Lorsque la force majeure existe ou est reconnue exister, les citoyens ont, en règle générale, le droit d’agir par eux-mêmes. Mais cependant les conséquences sont toutes différentes selon que les individus sous le coup de la force majeure sont ou ne sont pas des soldats.

Le détachement ou l’armée dépourvue de chef doit trouver un nouveau chef. La hiérarchie militaire, qui, dans nos institutions, intervient pour combler un tel vide, ne le faisait à Rome que d’une manière imparfaite. Il n’y avait pas de détermination suffisante des rangs entre les grades subalternes[8] ; il n’y avait pas, non plus, au sens strict, de commandement éventuellement appelé à prendre nécessairement la place de celui du général en chef s’il venait à disparaître. Le système romain tirait entre le général en chef et les officiers et soldats une ligne de démarcation profonde : celle qui existe entre le droit illimité d’ordonner et le devoir illimité d’obéir. Ici on remontait au principe que, lorsqu’il faut repousser l’ennemi les armes à la main, de même que chacun est soldat, chacun peut aussi être général : on recourait donc à une usurpation des pouvoirs de général limitée par la nécessité. Le choix de la personne émanait en règle des troupes dépourvues de chef, régulièrement des officiers[9] ; cependant il est aussi arrivé que les soldats aient voté[10]. Naturellement le choix se portait d’ordinaire sur le plus distingué des officiers en question ; môme, le questeur étant considéré comme étant en fait le commandant en second à côté du général[11], on ne faisait sans doute pas d’élection en forme quand il y en avait un[12] et il était regardé comme étant de droit le commandant intérimaire[13].

Ce commandement, fondé sur la nécessité, s’étend, soi quant à la portée, soit quant à la durée, autant que cette nécessité le demande et pas davantage. Dans les cas secondaires, le titulaire de ce commandement a seulement les pouvoirs de l’officier qui fait défaut. Au contraire, lorsque c’est le commandement suprême qui a été acquis de cette façon, son titulaire a l’imperium lui-même et les droits qui en sont inséparables, par exemple, le droit de punir qui appartient au général ; on peut douter qu’il ait celui d’accorder des récompenses. Les insignes de magistrat[14] et le titre de promagistrat appartenant au représentant légitime ont été revendiqués pour ceux qui exerçaient ainsi la représentation en vertu d’une force majeure[15] et, dans les derniers temps de la République, ils leur ont été parfois accordés par les autorités de Rome[16]. — Quant à sa durée, il se comprend de soi-même que ce commandement fondé sur la nécessité s’évanouit de droit, si un officier ou un général ayant constitutionnellement qualité pour commander arrive près du corps de troupes ou de l’armée.

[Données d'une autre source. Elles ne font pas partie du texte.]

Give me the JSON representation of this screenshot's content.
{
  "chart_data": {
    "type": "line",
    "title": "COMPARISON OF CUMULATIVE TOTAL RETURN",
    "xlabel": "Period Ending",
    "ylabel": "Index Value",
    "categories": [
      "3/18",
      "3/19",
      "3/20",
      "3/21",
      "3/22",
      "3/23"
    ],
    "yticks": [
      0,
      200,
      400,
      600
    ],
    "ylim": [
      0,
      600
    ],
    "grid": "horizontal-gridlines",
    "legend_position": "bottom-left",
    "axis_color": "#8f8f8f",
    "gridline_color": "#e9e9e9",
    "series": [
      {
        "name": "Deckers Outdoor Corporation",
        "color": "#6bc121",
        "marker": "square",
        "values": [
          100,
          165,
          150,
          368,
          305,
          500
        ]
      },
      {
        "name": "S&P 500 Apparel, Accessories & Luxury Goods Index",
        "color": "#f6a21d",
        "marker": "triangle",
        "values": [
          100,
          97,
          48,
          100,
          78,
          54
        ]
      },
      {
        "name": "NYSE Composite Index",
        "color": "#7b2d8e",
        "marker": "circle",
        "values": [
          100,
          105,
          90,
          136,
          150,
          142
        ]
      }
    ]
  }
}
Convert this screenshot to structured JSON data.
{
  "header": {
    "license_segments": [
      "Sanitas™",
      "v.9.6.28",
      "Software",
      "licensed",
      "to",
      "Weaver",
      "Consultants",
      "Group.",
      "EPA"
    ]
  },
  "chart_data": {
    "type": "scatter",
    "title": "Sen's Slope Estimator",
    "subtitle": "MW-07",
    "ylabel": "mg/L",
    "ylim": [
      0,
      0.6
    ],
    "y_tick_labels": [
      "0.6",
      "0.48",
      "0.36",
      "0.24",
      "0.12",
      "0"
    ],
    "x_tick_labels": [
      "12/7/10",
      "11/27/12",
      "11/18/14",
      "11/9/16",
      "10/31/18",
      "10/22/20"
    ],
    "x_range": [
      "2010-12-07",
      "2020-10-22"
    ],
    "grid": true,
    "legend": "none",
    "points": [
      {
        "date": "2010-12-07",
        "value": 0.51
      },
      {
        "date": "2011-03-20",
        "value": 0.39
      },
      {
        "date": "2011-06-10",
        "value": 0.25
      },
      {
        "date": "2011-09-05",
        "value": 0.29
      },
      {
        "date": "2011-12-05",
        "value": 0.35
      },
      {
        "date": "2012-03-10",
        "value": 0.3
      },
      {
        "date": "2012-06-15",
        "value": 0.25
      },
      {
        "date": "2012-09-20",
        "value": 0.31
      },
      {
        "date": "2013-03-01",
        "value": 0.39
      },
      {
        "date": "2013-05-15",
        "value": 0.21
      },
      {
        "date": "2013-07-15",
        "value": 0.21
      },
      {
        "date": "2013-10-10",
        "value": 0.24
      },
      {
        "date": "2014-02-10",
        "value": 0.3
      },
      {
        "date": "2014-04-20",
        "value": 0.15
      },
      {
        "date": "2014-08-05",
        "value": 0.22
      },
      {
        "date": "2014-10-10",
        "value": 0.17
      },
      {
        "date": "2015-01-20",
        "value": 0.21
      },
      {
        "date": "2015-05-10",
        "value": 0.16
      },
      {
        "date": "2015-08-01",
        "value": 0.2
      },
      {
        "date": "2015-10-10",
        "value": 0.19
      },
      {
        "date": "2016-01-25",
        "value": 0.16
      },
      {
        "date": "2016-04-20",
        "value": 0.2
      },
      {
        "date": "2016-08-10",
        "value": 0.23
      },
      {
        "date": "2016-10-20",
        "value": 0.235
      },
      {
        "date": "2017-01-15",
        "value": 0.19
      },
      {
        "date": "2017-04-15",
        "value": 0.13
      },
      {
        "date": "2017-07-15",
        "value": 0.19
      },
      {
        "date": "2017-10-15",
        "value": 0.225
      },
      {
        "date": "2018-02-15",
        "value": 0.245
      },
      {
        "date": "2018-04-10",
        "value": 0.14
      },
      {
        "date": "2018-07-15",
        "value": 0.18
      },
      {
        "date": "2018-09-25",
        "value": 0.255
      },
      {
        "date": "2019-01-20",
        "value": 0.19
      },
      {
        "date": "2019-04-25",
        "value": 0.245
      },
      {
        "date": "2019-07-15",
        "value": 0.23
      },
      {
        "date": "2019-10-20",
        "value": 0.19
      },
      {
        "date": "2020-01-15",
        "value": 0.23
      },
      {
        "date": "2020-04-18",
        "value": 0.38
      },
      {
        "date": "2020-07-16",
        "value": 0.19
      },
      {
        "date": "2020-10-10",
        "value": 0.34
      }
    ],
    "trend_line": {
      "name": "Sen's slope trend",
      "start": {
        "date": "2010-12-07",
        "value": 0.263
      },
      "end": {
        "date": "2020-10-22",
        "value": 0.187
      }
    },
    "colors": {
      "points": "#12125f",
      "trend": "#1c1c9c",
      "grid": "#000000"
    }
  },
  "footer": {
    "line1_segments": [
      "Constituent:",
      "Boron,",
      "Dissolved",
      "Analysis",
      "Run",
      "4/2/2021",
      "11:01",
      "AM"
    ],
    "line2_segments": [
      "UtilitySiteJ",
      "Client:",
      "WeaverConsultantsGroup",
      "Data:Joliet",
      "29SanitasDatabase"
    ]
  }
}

A Rome, si le cas de force majeure est déclaré exister par le sénat, il en résulte d’abord que tout citoyen, magistrat ou particulier, appelé ou non appelé, doit faire face à l’ennemi les armes à la main. L’invitation s’adressait naturellement en premier lieu aux magistrats en fonctions, en tant qu’ils ne comptaient pas eux-mêmes parmi les ennemis[17] ; le dernier et extrême sénatus-consulte par lequel la guerre civile est proclamée se borne même, quant à la forme, à inviter les magistrats supérieurs, c’est-à-dire les consuls et à leur défaut l’interroi[18], et de plus les préteurs[19], les tribuns du peuple[20] et les gouverneurs qui peuvent se trouver en Italie[21] à veiller à ce que l’État ne subisse pas de préjudice[22]. Mais, si la mention des tribuns du peuple et des gouverneurs de provinces qui n’ont pas l’imperium ou qui ne l’ont que de nom suffit à interdire de considérer cet appel comme une simple invitation d’exercer énergiquement leurs pouvoirs constitutionnels adressée aux magistrats, cela résulte encore plus nettement de ce que, d’après le sénatus-consulte rendu à l’approche d’Hannibal, tous les ex-dictateurs, consuls et censeurs devaient recevoir l’imperium et le conserver jusqu’à la retraite de l’ennemi[23]. Cela n’est pas, ainsi que le montre spécialement l’appel des censorii, une prorogation exceptionnelle des magistratures précédemment exercées, prorogation qui n’aurait du reste pas pu être prononcée par le sénat dans cette forme. Ce n’est pas du tout au point de vue des règles du droit pur qu’il faut apprécier ces sénatus-consultes. Ici c’est la nécessité qui fait le droit, et le sénat, en la reconnaissant, se contente d’ajouter, en sa qualité vie premier corps consultatif de l’État, des avis sur la meilleure façon d’organiser l’activité individuelle désormais licite et nécessaire.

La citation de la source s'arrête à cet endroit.